If you care about doctors' freedom of speech, or their responsibility to give accurate information to patients, the South Dakota statute looks pretty alarming. And yet by a vote of seven judges to four, the U.S. Court of Appeals for the 8th Circuit managed to weave its way around these concerns last week. After sitting on the case for more than a year, the court instructed abortion clinics (actually, clinic, since there's only one in South Dakota) to put the law into effect in mid-July.
In a majority opinion by Judge Raymond Gruender, the court ruled only on the "human being" part of the statute—a challenge to the suicide provision is still pending before a lower court. (Planned Parenthood decided it could live with the depression provision because the law doesn't claim that abortion increases that risk.) Planned Parenthood argued that the state is legislating morality because to call a fetus a "whole, separate, unique, living human being" is an ideological statement, not a medical one. The Supreme Court has told the states that it's not for them to resolve when life begins—and it should certainly follow from this that they can't force any such resolution on doctors. As the 8th Circuit dissent by Judge Diana Murphy points out, the question "in some sense encompass[es] the whole philosophical debate about abortion."

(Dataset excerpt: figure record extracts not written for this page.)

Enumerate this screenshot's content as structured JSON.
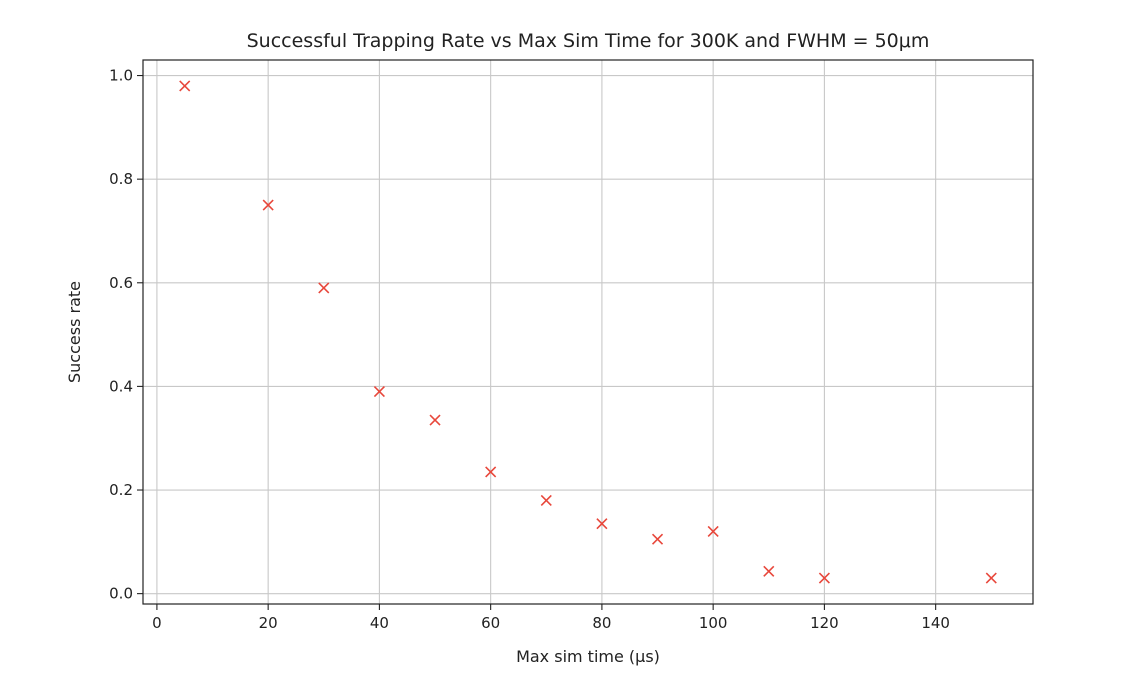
{
  "chart_data": {
    "type": "scatter",
    "title": "Successful Trapping Rate vs Max Sim Time for 300K and FWHM = 50μm",
    "xlabel": "Max sim time (μs)",
    "ylabel": "Success rate",
    "xlim": [
      -2.5,
      157.5
    ],
    "ylim": [
      -0.02,
      1.03
    ],
    "xticks": [
      0,
      20,
      40,
      60,
      80,
      100,
      120,
      140
    ],
    "xtick_labels": [
      "0",
      "20",
      "40",
      "60",
      "80",
      "100",
      "120",
      "140"
    ],
    "yticks": [
      0.0,
      0.2,
      0.4,
      0.6,
      0.8,
      1.0
    ],
    "ytick_labels": [
      "0.0",
      "0.2",
      "0.4",
      "0.6",
      "0.8",
      "1.0"
    ],
    "grid": true,
    "marker": "x",
    "marker_color": "#e8473b",
    "series": [
      {
        "x": [
          5,
          20,
          30,
          40,
          50,
          60,
          70,
          80,
          90,
          100,
          110,
          120,
          150
        ],
        "y": [
          0.98,
          0.75,
          0.59,
          0.39,
          0.335,
          0.235,
          0.18,
          0.135,
          0.105,
          0.12,
          0.043,
          0.03,
          0.03
        ]
      }
    ]
  }
}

But none of this swayed the majority. They bought the state's argument that the statute circumvents ideology by defining "human being," elsewhere in the statute, as "an individual living member of the species Homo sapiens, including the unborn human being during the entire embryonic and fetal ages from fertilization to full gestation." Presto, said the majority—with that definition, the "truthfulness and relevance" of the provision "generates little dispute." Yes, this logic is as tautological as it sounds. The legislature basically defined "human being" to include unborn human beings.